Scientists have reported the discovery of “the first protein from an extraterrestrial source,” making the only time that this important component of life has ever been found in a meteorite.
Tiny traces of a novel protein called “hemolithin” were detected inside the meteorite Acfer 086, according to a study recently published on the preprint archive arXiv and spotted by Futurism. The find could have big implications for understanding the origins of life on Earth or elsewhere in the universe, though it must be corroborated by other researchers first.
“At this point, we need other scientists to employ our careful methods to repeat our results,” said study co-author Julie McGeoch, a molecular biologist at Harvard University, in an email.

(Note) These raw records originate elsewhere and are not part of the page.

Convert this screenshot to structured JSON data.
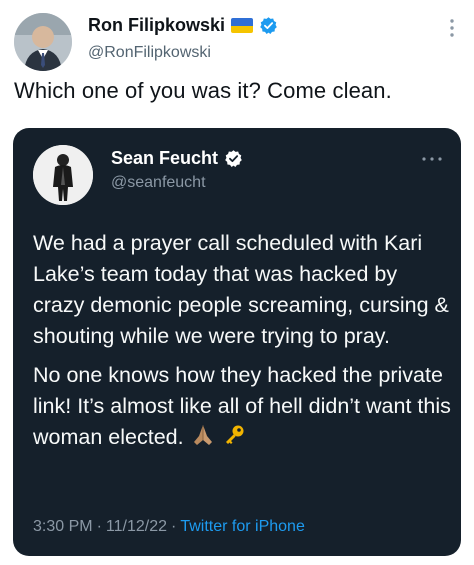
{
  "author": {
    "name": "Ron Filipkowski",
    "handle": "@RonFilipkowski",
    "flag_icon": "ukraine-flag-icon",
    "verified_icon": "verified-badge-icon"
  },
  "tweet": {
    "text": "Which one of you was it? Come clean."
  },
  "quoted": {
    "name": "Sean Feucht",
    "handle": "@seanfeucht",
    "verified_icon": "verified-badge-icon",
    "paragraph1": "We had a prayer call scheduled with Kari Lake’s team today that was hacked by crazy demonic people screaming, cursing & shouting while we were trying to pray.",
    "paragraph2": "No one knows how they hacked the private link! It’s almost like all of hell didn’t want this woman elected.",
    "emoji": [
      "folded-hands-emoji",
      "key-emoji"
    ],
    "time": "3:30 PM",
    "date": "11/12/22",
    "separator": "·",
    "source": "Twitter for iPhone"
  },
  "colors": {
    "card_bg": "#15202b",
    "link": "#1d9bf0",
    "verified": "#1d9bf0",
    "muted_dark": "#8b98a5",
    "muted_light": "#536471"
  }
}
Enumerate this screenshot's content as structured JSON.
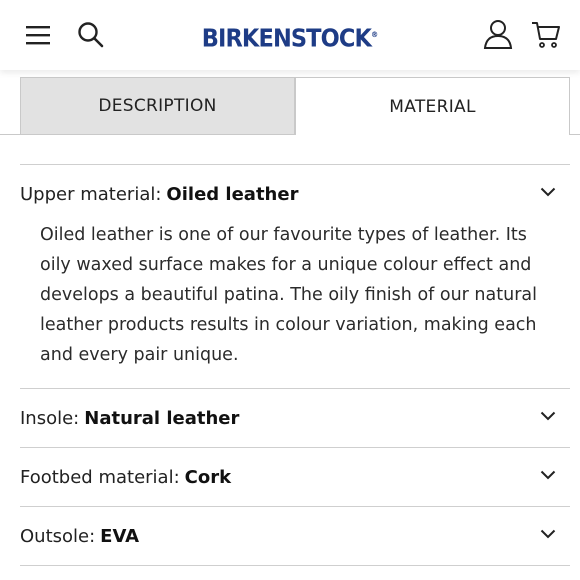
{
  "header": {
    "logo_text": "BIRKENSTOCK",
    "logo_mark": "®",
    "brand_color": "#1e3c86",
    "icons": {
      "menu": "hamburger-menu-icon",
      "search": "search-icon",
      "account": "account-icon",
      "cart": "cart-icon"
    }
  },
  "tabs": [
    {
      "label": "DESCRIPTION",
      "active": false
    },
    {
      "label": "MATERIAL",
      "active": true
    }
  ],
  "materials": [
    {
      "label": "Upper material:",
      "value": "Oiled leather",
      "expanded": true,
      "description": "Oiled leather is one of our favourite types of leather. Its oily waxed surface makes for a unique colour effect and develops a beautiful patina. The oily finish of our natural leather products results in colour variation, making each and every pair unique."
    },
    {
      "label": "Insole:",
      "value": "Natural leather",
      "expanded": false
    },
    {
      "label": "Footbed material:",
      "value": "Cork",
      "expanded": false
    },
    {
      "label": "Outsole:",
      "value": "EVA",
      "expanded": false
    }
  ]
}
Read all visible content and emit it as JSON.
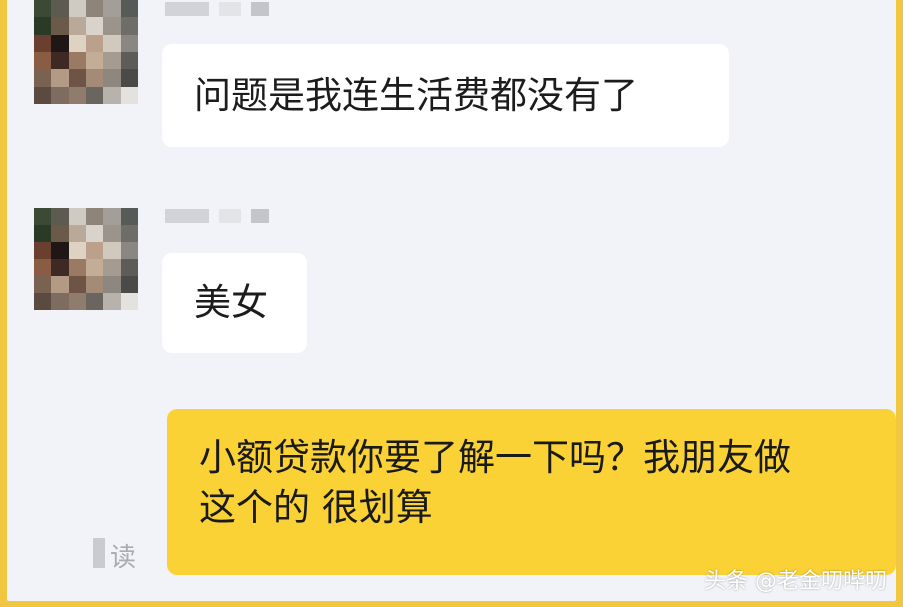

McGeoch’s team has submitted the study to the Proceedings of the National Academy of Sciences, but it has not yet been peer-reviewed.
Though other teams will need to confirm the results, it’s worth noting that the new detection of a “meteoritic protein,” as it is described in the study, is the culmination of more than a decade of research.
In 2007, McGeoch and her frequent collaborator Malcolm McGeoch, who is CEO of a company called PLEX that supplies the semiconductor industry, were studying interactions between water and proteins. The experiments got McGeoch thinking about possible water-protein reactions that might have occurred inside the interstellar clouds that eventually coalesced into our solar system.
These early chemical reactions and presolar ingredients are essential clues about how Earth came to host life, and how common habitable conditions might be in other star systems. Meteorites, which are space rocks that land on Earth, are godsends for scientists studying these problems because they are time capsules that often date back to the infant solar system.
Meteorites have been known to contain amino acids, organic compounds that make up proteins, for decades. But to figure out whether meteorites can contain full proteins, as opposed to just amino acids, McGeoch’s team needed to isolate potential proteins from samples, analyze their chemical makeup, and characterize their molecular structure.
This required access to “the very best mass spectrometry,” McGeoch said, which was provided by the company Bruker. With that data, the team was able to characterize a protein they call hemolithin in the Acfer 086 meteorite, which was found in Algeria in 1990.
To make sure that the protein wasn’t simply contamination from an earthly source, the researchers calculated its deuterium/hydrogen (D/H) ratio, which is a value that contextualizes the origins of materials. The results revealed “very high extraterrestrial D/H ratios,” according to the study, suggesting that the protein was formed in the proto-solar disc or perhaps even earlier, in interstellar molecular clouds that existed long before the Sun’s birth.
Given that some meteorites contain stardust grains that are older than our solar system, it is not outlandish to imagine that they could also preserve proteins that date back billions of years. Hemolithin is a particularly intriguing example because it might be able to split water into its constituent oxygen and hydrogen parts, which is a process that played a major role in the development of life on Earth.
Hemolithin’s water-splitting behavior “is only speculation at this point,” McGeoch noted. “If true, this could be a chemical energy source, which is the most important ingredient for a biochemical process leading on to life.”
To that end, McGeoch and her colleagues plan to continue testing hemolithin’s properties, while also trying to pin down the protein’s exact crystal structure. Those lines of research, combined with any confirmed detections of meteoritic proteins by other teams, will shed light on the extraordinary conditions that led to life on Earth.